The dorsal language circuit is composed of white matter fascicles thought to connect Broca’s area in the frontal lobe (Region 1), Geschwind’s territory in the parietal lobe (Region 2), and Wernicke’s area in the temporal lobe (Region 3). The median tract was manually selected from those tracts to perform fascicle-based spatial statistics (FBSS).

Fig. 12

Fascicle-based spatial statistics of multi-fascicle models reveal local differences in the white fascicle properties that single tensor DTI cannot. Curves show the mean FA along the median tract of the dorsal language circuit in each group. Shaded area along the curves represent two standard errors. Grey rectangles indicate that the FA in that cluster is significantly different between the two groups.
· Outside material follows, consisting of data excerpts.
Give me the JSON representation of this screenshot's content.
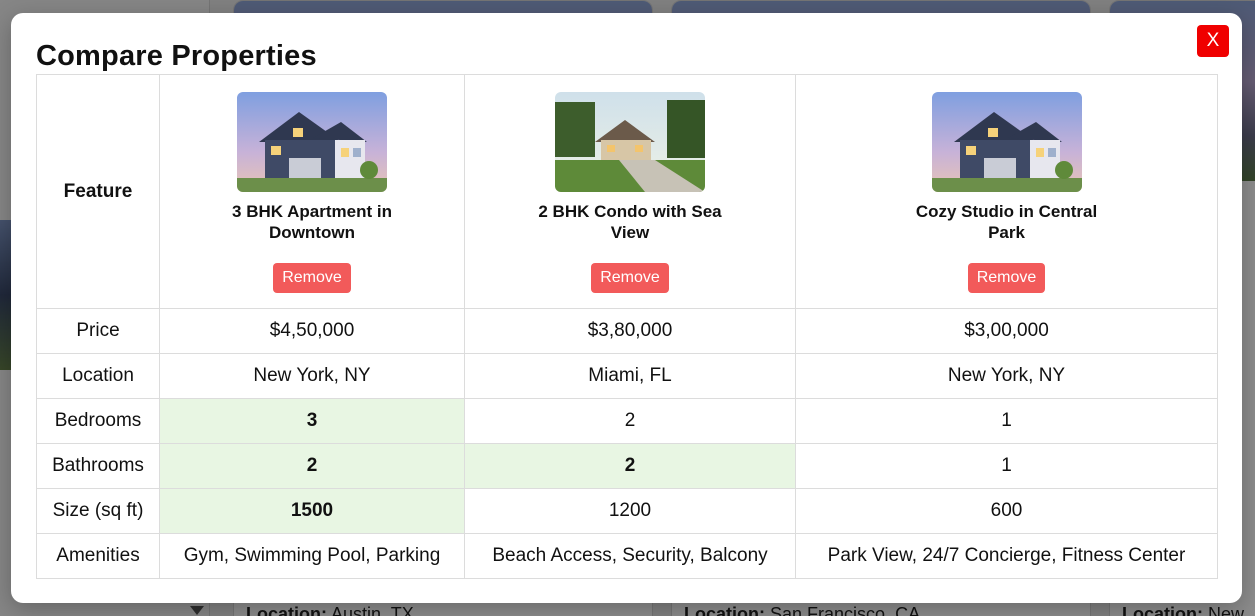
{
  "modal": {
    "title": "Compare Properties",
    "close_label": "X",
    "feature_header": "Feature",
    "remove_label": "Remove",
    "properties": [
      {
        "name": "3 BHK Apartment in Downtown",
        "image": "house-photo"
      },
      {
        "name": "2 BHK Condo with Sea View",
        "image": "house-photo"
      },
      {
        "name": "Cozy Studio in Central Park",
        "image": "house-photo"
      }
    ],
    "rows": [
      {
        "feature": "Price",
        "values": [
          "$4,50,000",
          "$3,80,000",
          "$3,00,000"
        ],
        "highlight": [
          false,
          false,
          false
        ]
      },
      {
        "feature": "Location",
        "values": [
          "New York, NY",
          "Miami, FL",
          "New York, NY"
        ],
        "highlight": [
          false,
          false,
          false
        ]
      },
      {
        "feature": "Bedrooms",
        "values": [
          "3",
          "2",
          "1"
        ],
        "highlight": [
          true,
          false,
          false
        ]
      },
      {
        "feature": "Bathrooms",
        "values": [
          "2",
          "2",
          "1"
        ],
        "highlight": [
          true,
          true,
          false
        ]
      },
      {
        "feature": "Size (sq ft)",
        "values": [
          "1500",
          "1200",
          "600"
        ],
        "highlight": [
          true,
          false,
          false
        ]
      },
      {
        "feature": "Amenities",
        "values": [
          "Gym, Swimming Pool, Parking",
          "Beach Access, Security, Balcony",
          "Park View, 24/7 Concierge, Fitness Center"
        ],
        "highlight": [
          false,
          false,
          false
        ]
      }
    ]
  },
  "background": {
    "location_label": "Location:",
    "cards": [
      {
        "location": "Austin, TX"
      },
      {
        "location": "San Francisco, CA"
      },
      {
        "location": "New"
      }
    ]
  },
  "colors": {
    "close_button": "#f00000",
    "remove_button": "#f25a5a",
    "best_value_highlight": "#e8f6e3"
  }
}
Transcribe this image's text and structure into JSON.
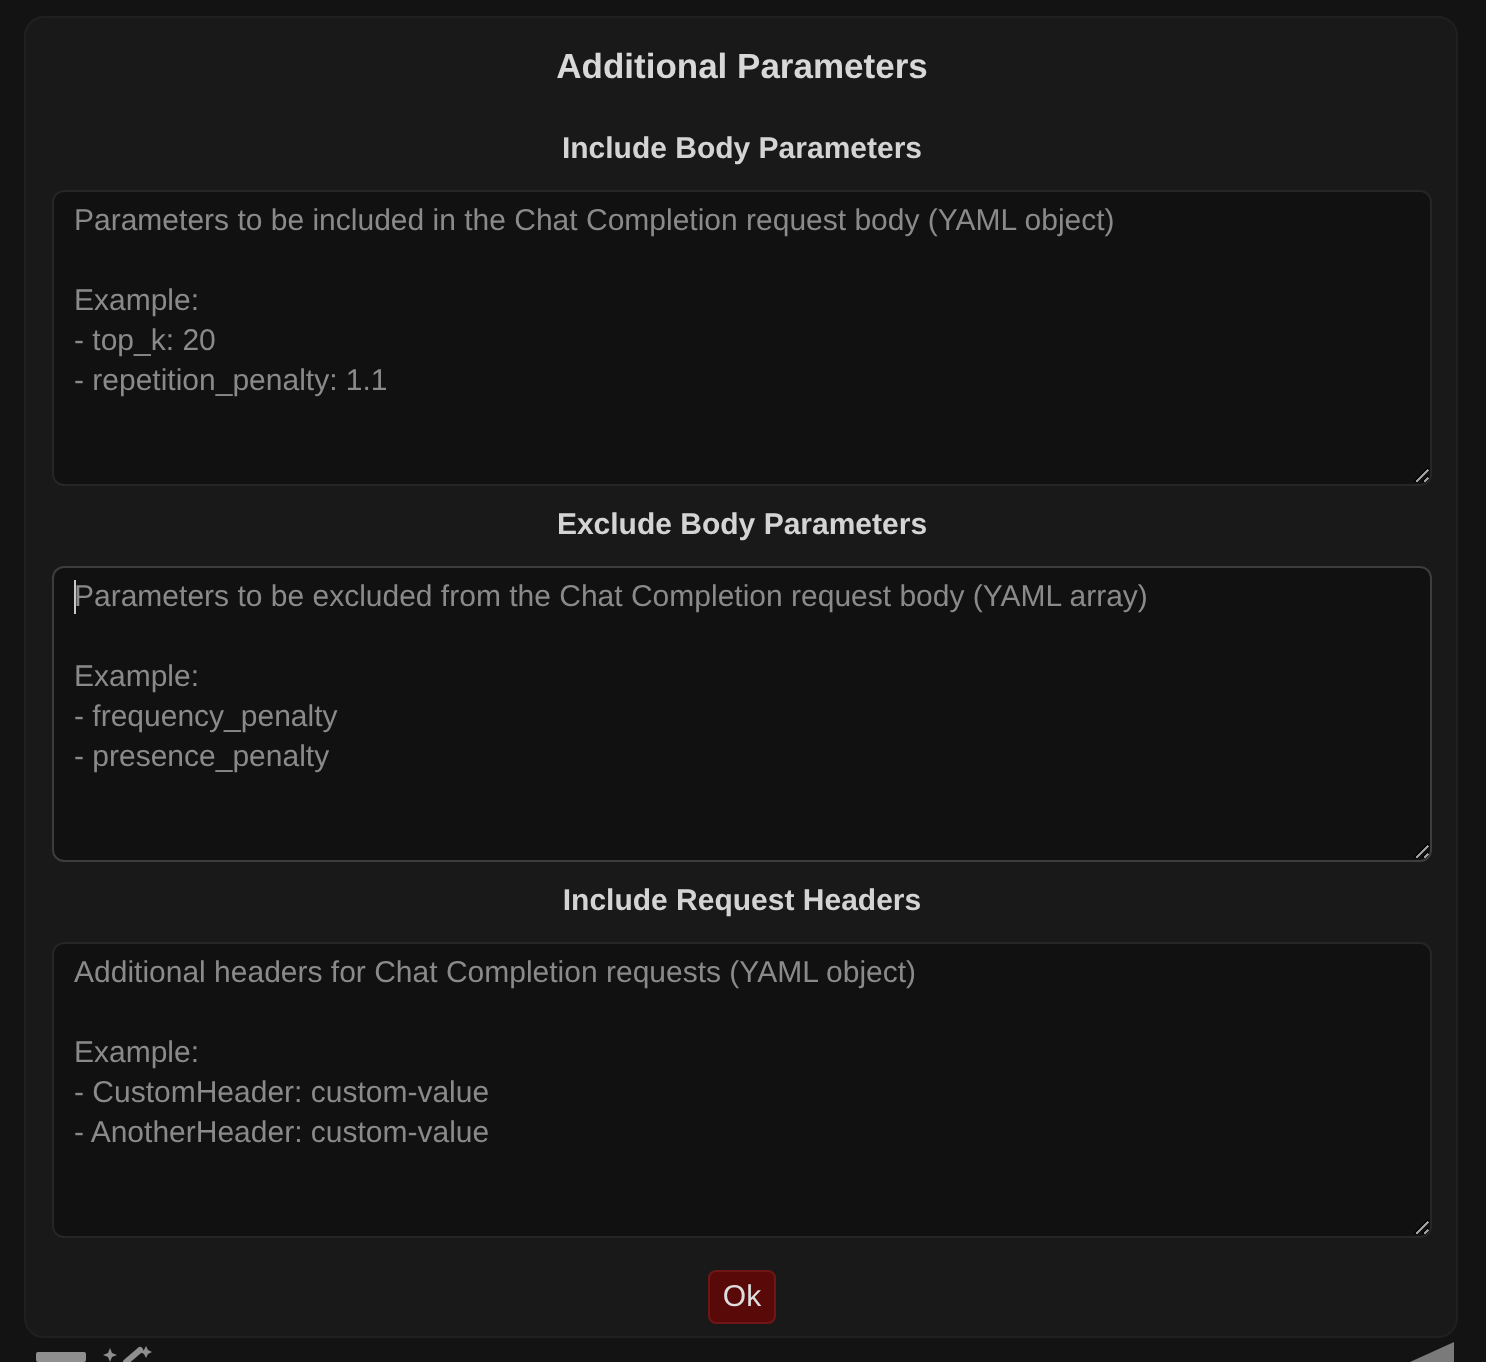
{
  "dialog": {
    "title": "Additional Parameters",
    "sections": [
      {
        "heading": "Include Body Parameters",
        "field": {
          "placeholder": "Parameters to be included in the Chat Completion request body (YAML object)\n\nExample:\n- top_k: 20\n- repetition_penalty: 1.1",
          "focused": false
        }
      },
      {
        "heading": "Exclude Body Parameters",
        "field": {
          "placeholder": "Parameters to be excluded from the Chat Completion request body (YAML array)\n\nExample:\n- frequency_penalty\n- presence_penalty",
          "focused": true
        }
      },
      {
        "heading": "Include Request Headers",
        "field": {
          "placeholder": "Additional headers for Chat Completion requests (YAML object)\n\nExample:\n- CustomHeader: custom-value\n- AnotherHeader: custom-value",
          "focused": false
        }
      }
    ],
    "buttons": [
      {
        "label": "Ok"
      }
    ]
  }
}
The top row studies differences between patients with tuberous sclerosis complex (TSC) and healthy controls. The bottom row further investigates differences between TSC patients with (TSC+ASD) and without autism (TSC-ASD). Landmarks 1, 2 and 3 correspond to those in Fig. 11.

Fig. 13

Multi-fascicle models reveal clusters of increased isotropic fraction in autism, potentially indicating the presence of neuroinflammation. Clusters found with our framework (top) are larger and more coherent than those obtained with the multi-channel alternative (results shown for t₀=3).